On the student level of sustainability, Margirie Dublin, a fourth-year Native American studies major, explained that Aggie Surplus offers students an inexpensive and eco-friendly option of purchasing and donating many necessities. The service essentially acts as a campus thrift store, and even offers items such as lab equipment, mini fridges, couches and desks at student-friendly prices. By providing a location for the UC Davis community to donate unwanted items, Aggie Surplus promotes sustainable business practices.

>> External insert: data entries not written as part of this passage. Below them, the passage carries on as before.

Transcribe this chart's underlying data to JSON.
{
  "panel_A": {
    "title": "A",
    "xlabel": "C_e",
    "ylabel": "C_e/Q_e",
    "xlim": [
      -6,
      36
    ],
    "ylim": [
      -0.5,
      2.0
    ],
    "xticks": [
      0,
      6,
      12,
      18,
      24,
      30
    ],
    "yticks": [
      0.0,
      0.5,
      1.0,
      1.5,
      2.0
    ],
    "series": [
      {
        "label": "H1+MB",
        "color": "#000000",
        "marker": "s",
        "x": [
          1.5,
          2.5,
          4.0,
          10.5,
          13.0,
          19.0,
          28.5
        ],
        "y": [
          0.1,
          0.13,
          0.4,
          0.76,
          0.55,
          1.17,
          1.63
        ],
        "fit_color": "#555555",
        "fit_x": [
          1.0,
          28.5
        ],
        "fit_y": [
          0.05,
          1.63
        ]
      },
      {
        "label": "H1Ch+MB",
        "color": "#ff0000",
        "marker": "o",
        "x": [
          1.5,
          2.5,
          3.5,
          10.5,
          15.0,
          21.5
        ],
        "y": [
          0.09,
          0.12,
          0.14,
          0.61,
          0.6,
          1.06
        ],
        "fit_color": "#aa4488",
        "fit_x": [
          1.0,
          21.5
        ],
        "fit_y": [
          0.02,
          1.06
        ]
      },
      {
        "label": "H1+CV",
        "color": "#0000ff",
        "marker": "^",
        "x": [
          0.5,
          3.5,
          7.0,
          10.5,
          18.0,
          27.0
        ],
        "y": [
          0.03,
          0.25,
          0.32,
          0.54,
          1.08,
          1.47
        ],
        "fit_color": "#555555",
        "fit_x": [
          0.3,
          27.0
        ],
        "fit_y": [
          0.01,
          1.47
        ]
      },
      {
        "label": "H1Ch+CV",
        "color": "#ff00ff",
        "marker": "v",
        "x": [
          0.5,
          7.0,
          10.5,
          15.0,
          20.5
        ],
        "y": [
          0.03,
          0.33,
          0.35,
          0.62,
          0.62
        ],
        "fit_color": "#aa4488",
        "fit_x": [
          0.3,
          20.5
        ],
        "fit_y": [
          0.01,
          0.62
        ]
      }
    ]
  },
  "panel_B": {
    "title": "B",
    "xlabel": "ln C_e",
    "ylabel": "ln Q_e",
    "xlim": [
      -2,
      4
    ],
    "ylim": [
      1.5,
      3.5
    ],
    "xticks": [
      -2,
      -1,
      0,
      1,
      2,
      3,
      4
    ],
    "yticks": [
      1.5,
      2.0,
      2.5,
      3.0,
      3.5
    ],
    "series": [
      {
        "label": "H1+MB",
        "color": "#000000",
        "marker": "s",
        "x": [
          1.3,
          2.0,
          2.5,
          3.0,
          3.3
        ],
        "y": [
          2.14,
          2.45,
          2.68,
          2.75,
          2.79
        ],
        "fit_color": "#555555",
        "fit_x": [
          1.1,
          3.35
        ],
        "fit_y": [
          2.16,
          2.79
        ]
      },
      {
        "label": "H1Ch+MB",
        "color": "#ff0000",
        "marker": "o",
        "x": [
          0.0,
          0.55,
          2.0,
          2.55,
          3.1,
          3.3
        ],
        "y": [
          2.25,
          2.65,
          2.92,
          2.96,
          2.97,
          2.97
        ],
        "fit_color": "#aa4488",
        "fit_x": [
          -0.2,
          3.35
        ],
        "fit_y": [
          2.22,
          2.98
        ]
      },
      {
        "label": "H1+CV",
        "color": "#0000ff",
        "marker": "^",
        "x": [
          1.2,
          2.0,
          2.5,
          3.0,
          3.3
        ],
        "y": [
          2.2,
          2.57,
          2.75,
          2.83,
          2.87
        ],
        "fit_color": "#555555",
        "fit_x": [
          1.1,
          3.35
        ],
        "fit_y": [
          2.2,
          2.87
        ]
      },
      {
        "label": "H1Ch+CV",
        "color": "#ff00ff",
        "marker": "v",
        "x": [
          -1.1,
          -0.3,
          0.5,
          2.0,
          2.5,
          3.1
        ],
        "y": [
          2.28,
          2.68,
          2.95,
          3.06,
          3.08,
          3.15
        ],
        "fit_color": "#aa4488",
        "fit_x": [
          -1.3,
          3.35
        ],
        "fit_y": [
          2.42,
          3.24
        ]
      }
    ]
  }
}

“We take stuff that are salvageable and we resell them, so we support sustainability on campus,” Dublin said. “Instead of buying something new that you might get rid of, we support sustainability and can help you get a brand new [item].”
The Food Recovery Network (FRN), a national club with a Davis chapter, had a table at the fair where students could learn about food waste management. FRN collects unused food from the Dining Commons (DCs) and recently the football concession stands as well, and donates the properly stored food to the local community in need. They also use information gathered by the quarterly waste audits in the DCs to investigate how to best combat food waste.
“We coordinate with the DC staff on campus, Segundo and Tercero, to take the edible food and take it to the community,” said Annie He, a fourth-year clinical nutrition major. “We want to educate students about how to reduce food waste on campus and also at their home.”
Although it is already the World’s Most Sustainable University, UC Davis took a pledge to be zero waste by 2020. The most recent statistics available say that currently, upwards of 76 percent of campus nonhazardous waste is being diverted away from landfills and instead is being reused in ways such as recycling or compost.